Operative Approaches
“Traditional” Local Excision
Key Concept: More distal lesions that can be more easily directly visualized to ensure negative resection margins provide the best patients for this approach.
In patients deemed appropriate for local excision, a variety of approaches are available. Preoperative evaluation is undertaken as outlined above. Patient positioning is determined by tumor location as emphasized previously. Anteriorly based tumors necessitate prone positioning, while posteriorly based tumors are approached via lithotomy. Standard transanal techniques are best suited for middle and lower third lesions. A safe, reproducible operative technique is discussed below. A set of multiple operating proctoscopes of varying lengths and diameters is essential (Fig. 14.2). Anal effacement sutures are placed to facilitate exposure and placement of operating proctoscopes (Fig. 14.3).
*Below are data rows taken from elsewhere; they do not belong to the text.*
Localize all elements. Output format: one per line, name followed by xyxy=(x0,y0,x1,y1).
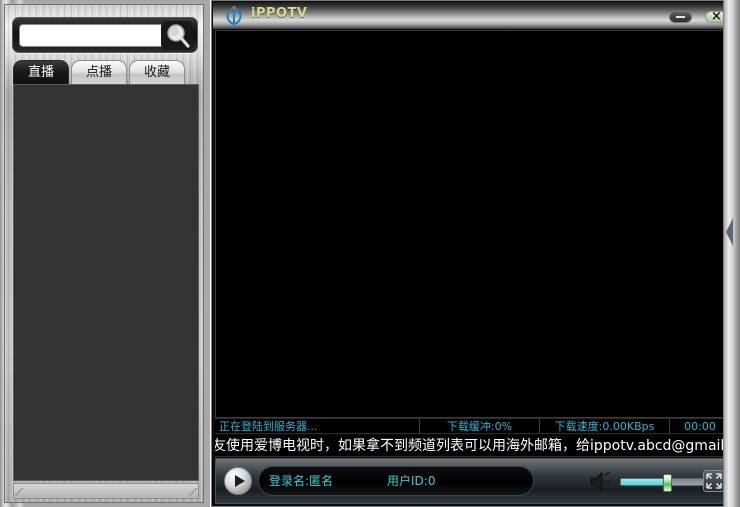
sidebar-status-strip xyxy=(13,483,199,499)
search-bar xyxy=(12,17,198,53)
player-control-bar: 登录名:匿名 用户ID:0 xyxy=(215,458,730,504)
status-download-speed: 下载速度:0.00KBps xyxy=(540,419,670,433)
resize-grip-right[interactable] xyxy=(189,488,197,496)
login-info-field: 登录名:匿名 用户ID:0 xyxy=(258,466,534,496)
app-title: iPPOTV xyxy=(251,6,308,21)
sidebar-panel: 直播 点播 收藏 xyxy=(4,4,204,503)
volume-slider-fill xyxy=(621,479,667,485)
fullscreen-icon[interactable] xyxy=(703,470,725,492)
speaker-icon[interactable] xyxy=(590,471,614,492)
player-frame: iPPOTV 正在登陆到服务器... 下载缓冲:0% 下载速度:0.00KBps… xyxy=(211,0,732,507)
chevron-left-icon xyxy=(726,218,733,246)
tab-live-label: 直播 xyxy=(27,65,54,80)
user-id-label: 用户ID:0 xyxy=(387,474,436,488)
scrolling-notice-bar: 友使用爱博电视时，如果拿不到频道列表可以用海外邮箱，给ippotv.abcd@g… xyxy=(215,435,730,457)
channel-sidebar-window: 直播 点播 收藏 xyxy=(0,0,210,507)
tab-favorites[interactable]: 收藏 xyxy=(129,60,185,84)
player-statusbar: 正在登陆到服务器... 下载缓冲:0% 下载速度:0.00KBps 00:00 xyxy=(215,418,730,434)
video-display-area[interactable] xyxy=(215,30,730,418)
panel-collapse-handle[interactable] xyxy=(723,0,740,507)
minimize-button[interactable] xyxy=(669,11,692,23)
scrolling-notice-text: 友使用爱博电视时，如果拿不到频道列表可以用海外邮箱，给ippotv.abcd@g… xyxy=(215,438,730,454)
ippotv-logo-icon xyxy=(223,5,245,27)
status-elapsed-time: 00:00 xyxy=(684,420,716,433)
login-name-label: 登录名:匿名 xyxy=(269,474,334,488)
channel-list-panel[interactable] xyxy=(13,84,199,481)
search-input[interactable] xyxy=(19,24,165,47)
status-server-state: 正在登陆到服务器... xyxy=(215,419,420,433)
tab-live[interactable]: 直播 xyxy=(13,60,69,84)
search-icon[interactable] xyxy=(161,21,193,50)
player-titlebar[interactable]: iPPOTV xyxy=(213,2,732,29)
status-download-buffer: 下载缓冲:0% xyxy=(420,419,540,433)
volume-slider-thumb[interactable] xyxy=(663,474,672,492)
sidebar-tabs: 直播 点播 收藏 xyxy=(13,60,199,84)
player-window: iPPOTV 正在登陆到服务器... 下载缓冲:0% 下载速度:0.00KBps… xyxy=(211,0,740,507)
ippotv-application-window: 直播 点播 收藏 iPPOTV × 正在登陆到服务器... 下载缓冲:0% 下载… xyxy=(0,0,740,507)
tab-vod[interactable]: 点播 xyxy=(71,60,127,84)
channel-list-empty-state xyxy=(14,85,198,480)
play-button[interactable] xyxy=(224,467,252,495)
tab-favorites-label: 收藏 xyxy=(143,65,170,80)
resize-grip-left xyxy=(15,488,23,496)
tab-vod-label: 点播 xyxy=(85,65,112,80)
A headlight is essential if lighted proctoscopes are not available. An appropriately sized proctoscope is chosen which centers the lesion in the operative field (Figs. 14.4 and 14.5). Dissection can be performed with the use of standard long instruments. However, laparoscopic instruments can be very helpful. Stay sutures are placed at the lateral borders of the lesion. A dissection margin of one cm is marked with the cautery, and the excision is begun, proceeding with a full-thickness excision (Figs. 14.6 and 14.7). The deep margin extends to the mesorectal fat (Fig. 14.8). Care is taken to ensure the specimen is not fragmented. The lesion is retrieved and pinned on a foam board and the margins oriented (Fig. 14.9). The surgeon carefully reviews the margins with the pathologist and takes additional tissue if necessary. The defect is closed transversely. The previously placed stay sutures facilitate the closure (Fig. 14.10). The closure is examined with the proctoscope to ensure adequacy of the closure and patency of the rectal lumen. Proximal, anteriorly based lesions are particularly challenging. If above the peritoneal reflection, one must be sure of adequate closure. A preoperative discussion should be done with the patient regarding the possible need for laparoscopy or laparotomy and the potential need for proximal diverting loop ileostomy. If the integrity of the anastomosis is unclear, laparoscopy with proctoscopy and leak testing can be performed. Revision of the closure or formal proctectomy with or without diversion may be necessary if an intraperitoneal leak is found.